N’hésitez pas par inclure du « vivant » dans vos séquences architecturales. Par exemple, la foule des visiteurs avec des gros plans de leurs visages le nez en l’air, les bateaux-promenades ou les véhicules typiques locaux avec des panoramiques suivant leurs allées et venues, etc.

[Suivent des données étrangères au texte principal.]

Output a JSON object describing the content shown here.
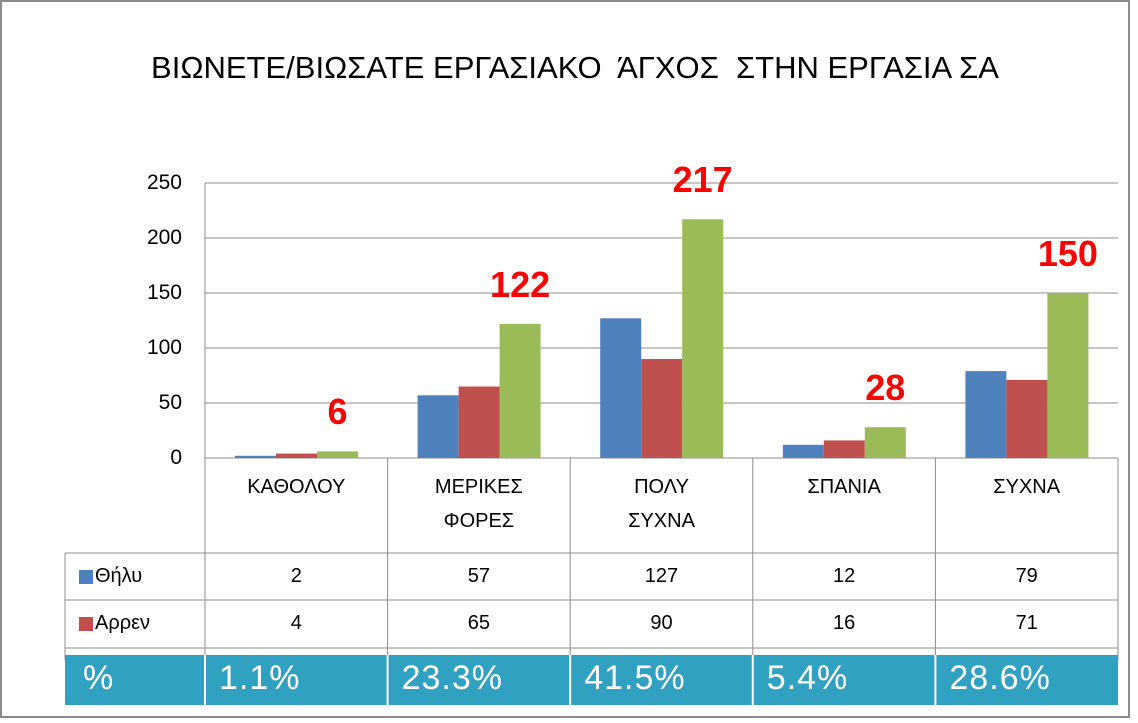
{
  "chart_data": {
    "type": "bar",
    "title": "ΒΙΩΝΕΤΕ/ΒΙΩΣΑΤΕ ΕΡΓΑΣΙΑΚΟ  ΆΓΧΟΣ  ΣΤΗΝ ΕΡΓΑΣΙΑ ΣΑ",
    "categories": [
      "ΚΑΘΟΛΟΥ",
      "ΜΕΡΙΚΕΣ ΦΟΡΕΣ",
      "ΠΟΛΥ ΣΥΧΝΑ",
      "ΣΠΑΝΙΑ",
      "ΣΥΧΝΑ"
    ],
    "series": [
      {
        "name": "Θήλυ",
        "color": "#4f81bd",
        "values": [
          2,
          57,
          127,
          12,
          79
        ]
      },
      {
        "name": "Αρρεν",
        "color": "#c0504d",
        "values": [
          4,
          65,
          90,
          16,
          71
        ]
      },
      {
        "color": "#9bbb59",
        "values": [
          6,
          122,
          217,
          28,
          150
        ],
        "data_labels": true,
        "label_color": "#ff0000"
      }
    ],
    "ylim": [
      0,
      250
    ],
    "yticks": [
      0,
      50,
      100,
      150,
      200,
      250
    ],
    "grid": true
  },
  "percent_row": {
    "label": "%",
    "values": [
      "1.1%",
      "23.3%",
      "41.5%",
      "5.4%",
      "28.6%"
    ],
    "color": "#31a1c1"
  }
}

Attention aux passages intempestifs devant l’objectif de personnes distraites ou de véhicules, notamment si vous êtes en longue focale, c’est-à-dire zoom à fond. Outre que la vue est alors subitement bouchée, l’autofocus risque fort d’être perturbé et de produire un flou durant quelques secondes. Revenez alors à une focale plus courte (grand angle).
Tourner autour
Face à un monument à l’architecture complexe, commencez par un plan d’ensemble qui montre bien sa forme générale. Puis, faites-en le tour afin de saisir ses plus beaux détails. Lorsque ses abords sont dégagés, la meilleure solution s’avère le travelling continu, combiné avec de petits panoramiques, à partir d’un véhicule, ou depuis un bateau-mouche qui le longe. Le spectateur découvre ainsi le monument de manière progressive en « promenant » son regard sur lui. Autre solution possible : tronçonnez la description en plusieurs plans séparés, dont la forte contre-plongée valorisera chacune des faces (facettes) du bâtiment.
Penser grand angle
Le monument est monumental par nature et vous ne disposez pas assez de recul ? Dans ce cas, il est utile de visser un complément visuel devant l’objectif afin de compenser la faiblesse native en la matière de la majorité des caméscopes actuels. Attention cependant au vignettage (bords noirs) et aux déformations (courbure des verticales sur les bords) que produisent des compléments grand angles mal adaptés ou trop puissants. En l’absence de cet accessoire, optimisez votre cadrage en choisissant soigneusement votre point de vue. Pour que le monument rentre plus « naturellement » dans votre cadre, placez-vous de biais plutôt qu’en face de lui et optez pour une bonne contre-plongée. L’objectif pointé vers le ciel « accrochera » ainsi plus facilement les parties les plus élevées du bâtiment.
Créer des perspectives
La sensation de relief et de profondeur est accentuée lorsque l’effet de perspective est amplifié. Comme un peintre, composez votre image en « dessinant » un cône invisible grand ouvert sur un bord et fermé sur l’autre. Pour cela, jouez avec les lignes de fuite naturelles produites par l’architecture du monument. Si vous placez ces lignes en diagonale dans le cadre, grâce à une contre-plongée par exemple, le sujet n’en sera que plus valorisé.